CAM TUY JUIN 1953
Le petit groupe se dirigea vers l'ouest en longeant le Song Ma. Un des ralliés semblait d'origine française les autres l'appelaient André, le second un ex-légionnaire de nationalité indéterminé était Boris. Petit Louis ne sut jamais le nom du troisième, un Sénégalais qui parlait haut et lui manifestait de l'animosité. Ils discutaient en marchant de l'organisation des camps de ralliés, cela ne semblait pas aller tout seul.
Petit Louis crut comprendre qu'une tentative avait été faite d'incorporer certains des déserteurs à la population vietnamienne en les disséminant par petits groupes dans les villages. Il s'agissait surtout de ressortissants des pays de l'Est en majorité des Allemands.
L'expérience avait tourné court. Après quelque temps les types étaient retournés vers une économie capitaliste en accaparant toute la richesse des paysans du lieu. Au lieu d'attendre le cul par terre que le riz pousse, ils faisaient du troc, de l'élevage, de l'artisanat et avaient bousillé le système socialiste en se débrouillant mieux que les autres. Les Viets leur avaient fait réintégrer leurs camps.
Ils parlèrent aussi d'une femme, une nommée 'Isou' ou quelque chose d'approchant et qui semblait avoir la cote parmi les ralliés. Cela lui parut bizarre, puis soudain il dressa l'oreille, il venait d'entendre le nom de Vanderberghe, le chef de commando qui avait longtemps étrillé les Viets avant d'être assassiné par sa propre bande de crapules. Mais les autres étaient trop loin et il ne put rien saisir de distinct.
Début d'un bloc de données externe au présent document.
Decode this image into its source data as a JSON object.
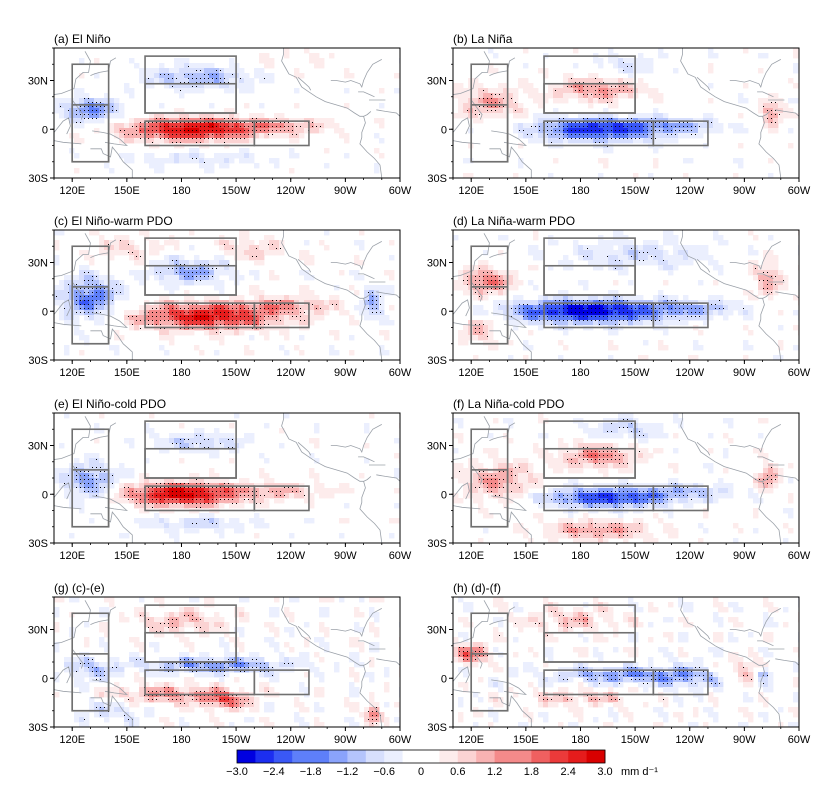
{
  "panels": [
    {
      "label": "(a) El Niño",
      "pattern": "elnino"
    },
    {
      "label": "(b) La Niña",
      "pattern": "lanina"
    },
    {
      "label": "(c) El Niño-warm PDO",
      "pattern": "elnino_warm"
    },
    {
      "label": "(d) La Niña-warm PDO",
      "pattern": "lanina_warm"
    },
    {
      "label": "(e) El Niño-cold PDO",
      "pattern": "elnino_cold"
    },
    {
      "label": "(f) La Niña-cold PDO",
      "pattern": "lanina_cold"
    },
    {
      "label": "(g) (c)-(e)",
      "pattern": "diff_g"
    },
    {
      "label": "(h) (d)-(f)",
      "pattern": "diff_h"
    }
  ],
  "axes": {
    "x_ticks": [
      "120E",
      "150E",
      "180",
      "150W",
      "120W",
      "90W",
      "60W"
    ],
    "x_tick_lons": [
      120,
      150,
      180,
      210,
      240,
      270,
      300
    ],
    "y_ticks": [
      "30N",
      "0",
      "30S"
    ],
    "y_tick_lats": [
      30,
      0,
      -30
    ],
    "lon_range": [
      110,
      300
    ],
    "lat_range": [
      -30,
      50
    ]
  },
  "boxes_lonlat": [
    [
      120,
      140,
      -20,
      40
    ],
    [
      120,
      140,
      -20,
      15
    ],
    [
      160,
      210,
      10,
      45
    ],
    [
      160,
      210,
      10,
      28
    ],
    [
      160,
      220,
      -10,
      5
    ],
    [
      220,
      250,
      -10,
      5
    ]
  ],
  "colorbar": {
    "tick_labels": [
      "−3.0",
      "−2.4",
      "−1.8",
      "−1.2",
      "−0.6",
      "0",
      "0.6",
      "1.2",
      "1.8",
      "2.4",
      "3.0"
    ],
    "unit": "mm d⁻¹",
    "range": [
      -3.0,
      3.0
    ],
    "levels": 20,
    "neg_color": "#0000e0",
    "pos_color": "#e00000"
  },
  "colors": {
    "frame": "#000000",
    "box": "#707070",
    "coast": "#9aa0a8",
    "stipple": "#000000"
  }
}
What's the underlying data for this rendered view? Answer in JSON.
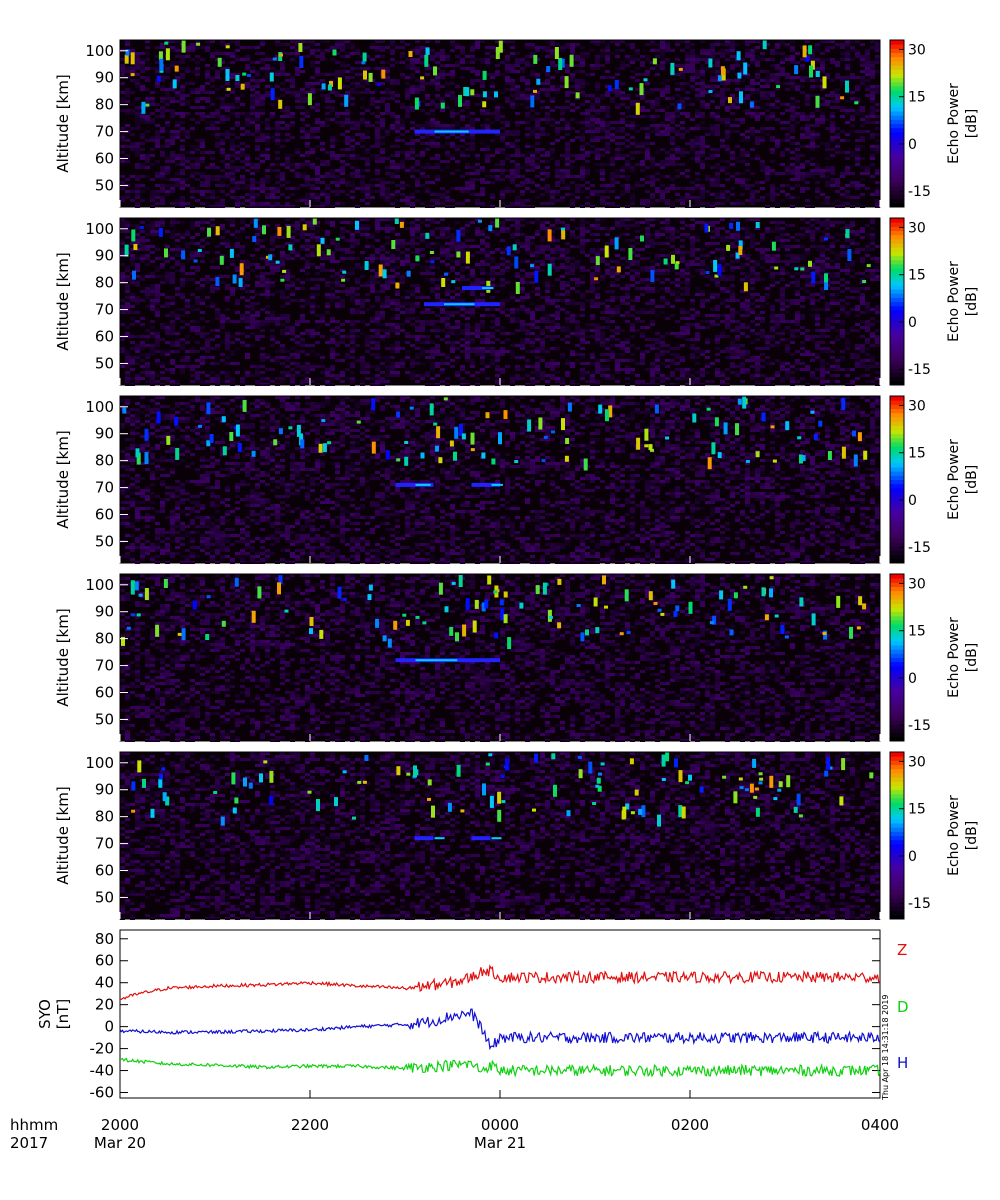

En fin d'après-midi ils arrivèrent à une pagode érigée au milieu d'un marécage formé par une boucle du fleuve. La bâtisse était entourée de gros blocs de rochers qui constituaient une sorte d'enceinte. Entre les rochers et le mur se tenait un groupe d'une vingtaine d'hommes en haillons accroupis sur le sol et encadrés par quelques gardes armés de fusils. Tous étaient des vietnamiens.
En approchant Petit Louis vit que la plupart avaient des chaînes aux jambes et que tous portaient des espèces de menottes formées de deux U enserrant les poignets et d'une tringle de fer assujettie par un gros écrou. Il eut vite fait de contempler le dispositif de plus près, deux gardes l'empoignèrent , un troisième farfouilla dans un tas de ferraille dont il sortit un jeu complet d'accessoires et Petit Louis se retrouva menottes aux poings. A l'aide d'une énorme clé à molette, le garde fixa la barre filetée.
Les bracelets de métal conçus pour des bras vietnamiens étaient un peu justes et gênaient la circulation. De plus la barre reliant les poignets les maintenaient à une distance fixe de trente centimètres et rendaient les mouvements difficiles.
Une bourrade le propulsa parmi les autres prisonniers et il s'assit entre deux types qui n'eurent pas la moindre réaction à sa présence parmi eux. Celui de gauche était secoué de petits tressaillements, en pleine crise de paludisme. L'autre avait les bras comme atrophiés, de profonds sillons marquaient la chair au-dessus du coude; il avait dû rester entravé des jours durant par des cordes en bambou qui lui avaient fait perdre l'usage de ses mains.
Pour passer le temps Petit Louis se mit à examiner la chaîne qui entravait les jambes de son voisin. En réalité elle n'était pas constitué de maillons souples, mais de cinq courtes barres terminées par un oeil permettant l'articulation.
" Bon sang " se dit-il " ça ne doit pas être facile pour marcher. Si les barres se coincent, c'est la gamelle ! "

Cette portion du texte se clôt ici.